Dymo 1570 embossing labeler

Some of the most interesting mechanical solutions seem to have emerged from the transition period between manual and automated means of production — the process of adapting tasks long performed by hand to operate under machine power for the first time.

The initial iterations of the adaptation process usually result in endearingly anthropomorphic machines, since the process of abstracting human motions out of the process isn’t yet complete. (Examples include electric typewriters, sewing machines, automated assembly lines, etc.)

I’m interested in working through this process of converting hand power to mechanical power myself. A Dymo tapewriter represents an unlikely but possibly satisfying platform to turn into an automatic, electronic device.

I’m also interested in unintended and unknown physical consequences for actions taken online. The stream of new tag data on sites like Flickr could provide interesting source text, and would force the idea of a tag into the physical world — e.g. here’s a machine that involuntarily spits out sticky pieces of tape with letters on them that could, conceivably, tag real-world objects.

Thus, the TagBot. A mechanized, automatic Dymo tapewriter which scrapes new tag data from Flickr in real time, and generates labels accordingly.

A slightly more ambitious variant could be built with mobility in mind — you could position it somewhere in the city, and it would spit out tags from photographs taken in the vicinity.

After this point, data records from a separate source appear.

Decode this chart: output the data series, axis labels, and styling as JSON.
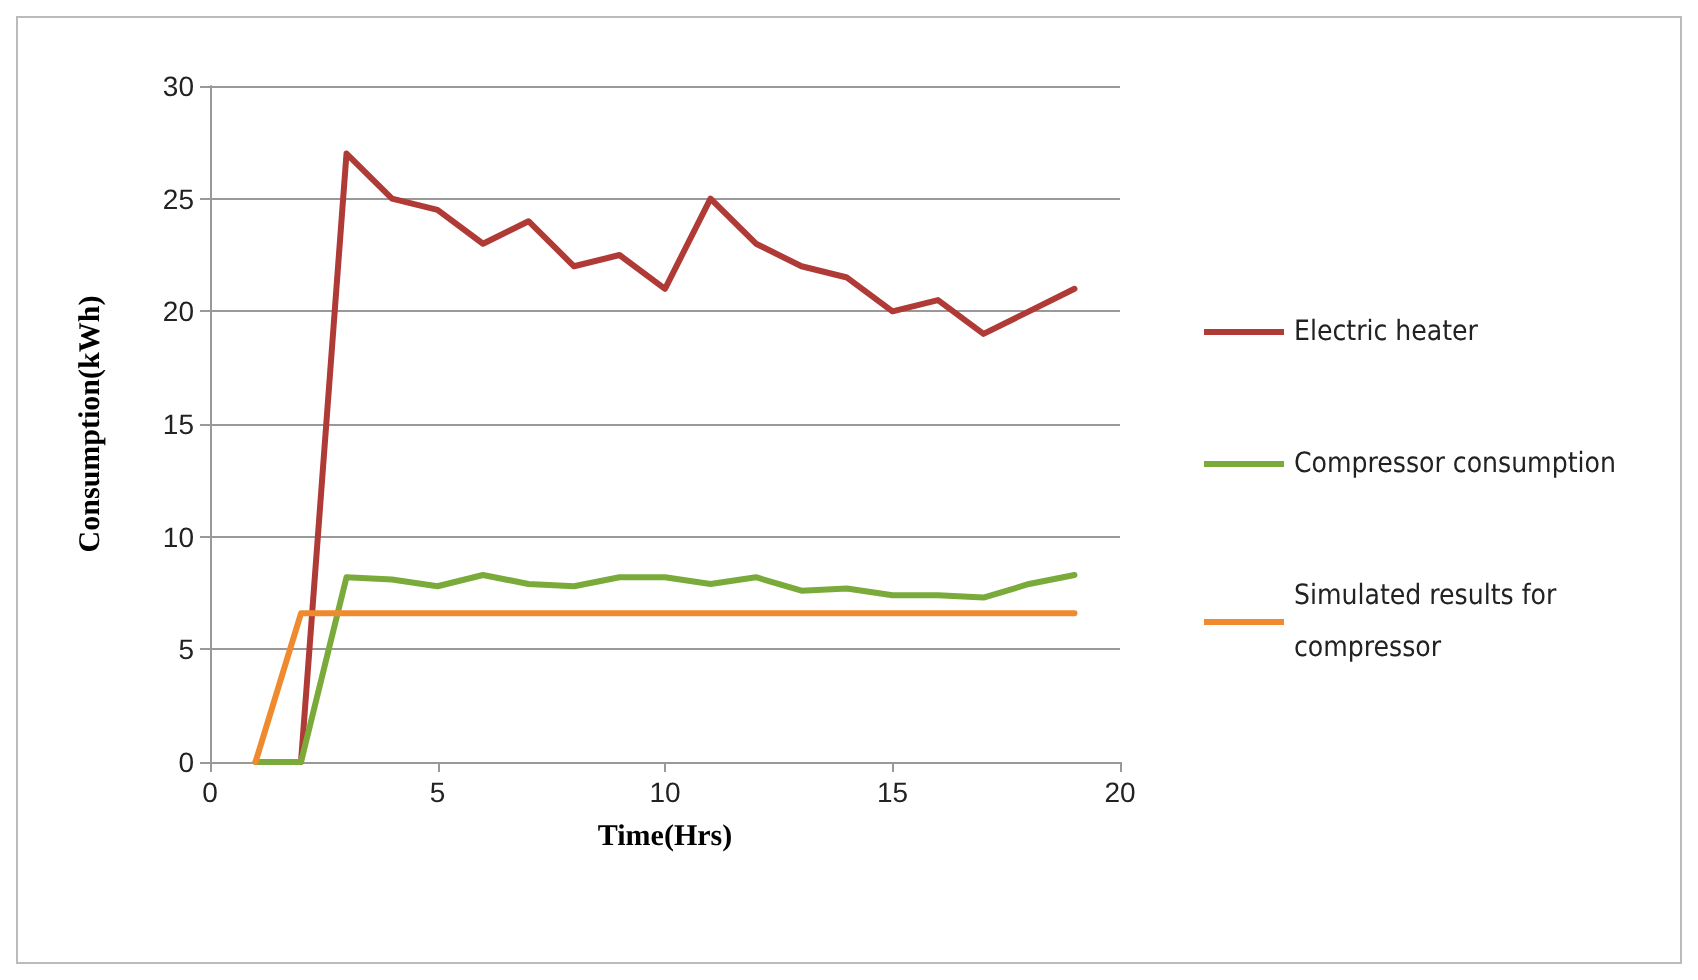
{
  "chart_data": {
    "type": "line",
    "xlabel": "Time(Hrs)",
    "ylabel": "Consumption(kWh)",
    "xlim": [
      0,
      20
    ],
    "xticks": [
      0,
      5,
      10,
      15,
      20
    ],
    "ylim": [
      0,
      30
    ],
    "yticks": [
      0,
      5,
      10,
      15,
      20,
      25,
      30
    ],
    "grid": "y",
    "legend": "right",
    "marker": "none",
    "line_style": "solid",
    "series": [
      {
        "name": "Electric heater",
        "color": "#b03a36",
        "x": [
          2,
          3,
          4,
          5,
          6,
          7,
          8,
          9,
          10,
          11,
          12,
          13,
          14,
          15,
          16,
          17,
          18,
          19
        ],
        "values": [
          0,
          27,
          25,
          24.5,
          23,
          24,
          22,
          22.5,
          21,
          25,
          23,
          22,
          21.5,
          20,
          20.5,
          19,
          20,
          21
        ]
      },
      {
        "name": "Compressor consumption",
        "color": "#7aab3a",
        "x": [
          1,
          2,
          3,
          4,
          5,
          6,
          7,
          8,
          9,
          10,
          11,
          12,
          13,
          14,
          15,
          16,
          17,
          18,
          19
        ],
        "values": [
          0,
          0,
          8.2,
          8.1,
          7.8,
          8.3,
          7.9,
          7.8,
          8.2,
          8.2,
          7.9,
          8.2,
          7.6,
          7.7,
          7.4,
          7.4,
          7.3,
          7.9,
          8.3
        ]
      },
      {
        "name": "Simulated results for compressor",
        "color": "#ef8a2e",
        "x": [
          1,
          2,
          19
        ],
        "values": [
          0,
          6.6,
          6.6
        ]
      }
    ]
  }
}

Mechanically, several factors need to be accounted for:

  • Rotation and indexing of the character wheel — a stepper motor would probably suffice.
  • The space — a light squeeze on the handle advances the tape without printing a letter. A strong motor or solenoid could manage this.
  • Character printing — a harder squeeze on the handle.
  • Cut — a hard squeeze on another lever.
  • Pull — a motor to pull the finished tag out of the printer.
  • Tape reloading — Dymo tape rolls are pretty short, some kind of automated reloading system would be great, but probably beyond the scope / time available for the midterm.

Code and control will require the following:

  • An Arduino to coordinate the motions of each mechanical element.
  • An interface with the Flickr API to fetch the latest tags. (Either serially from a laptop, or directly over a WiShield.)
  • Code to reduce the character set to those present on the character wheel.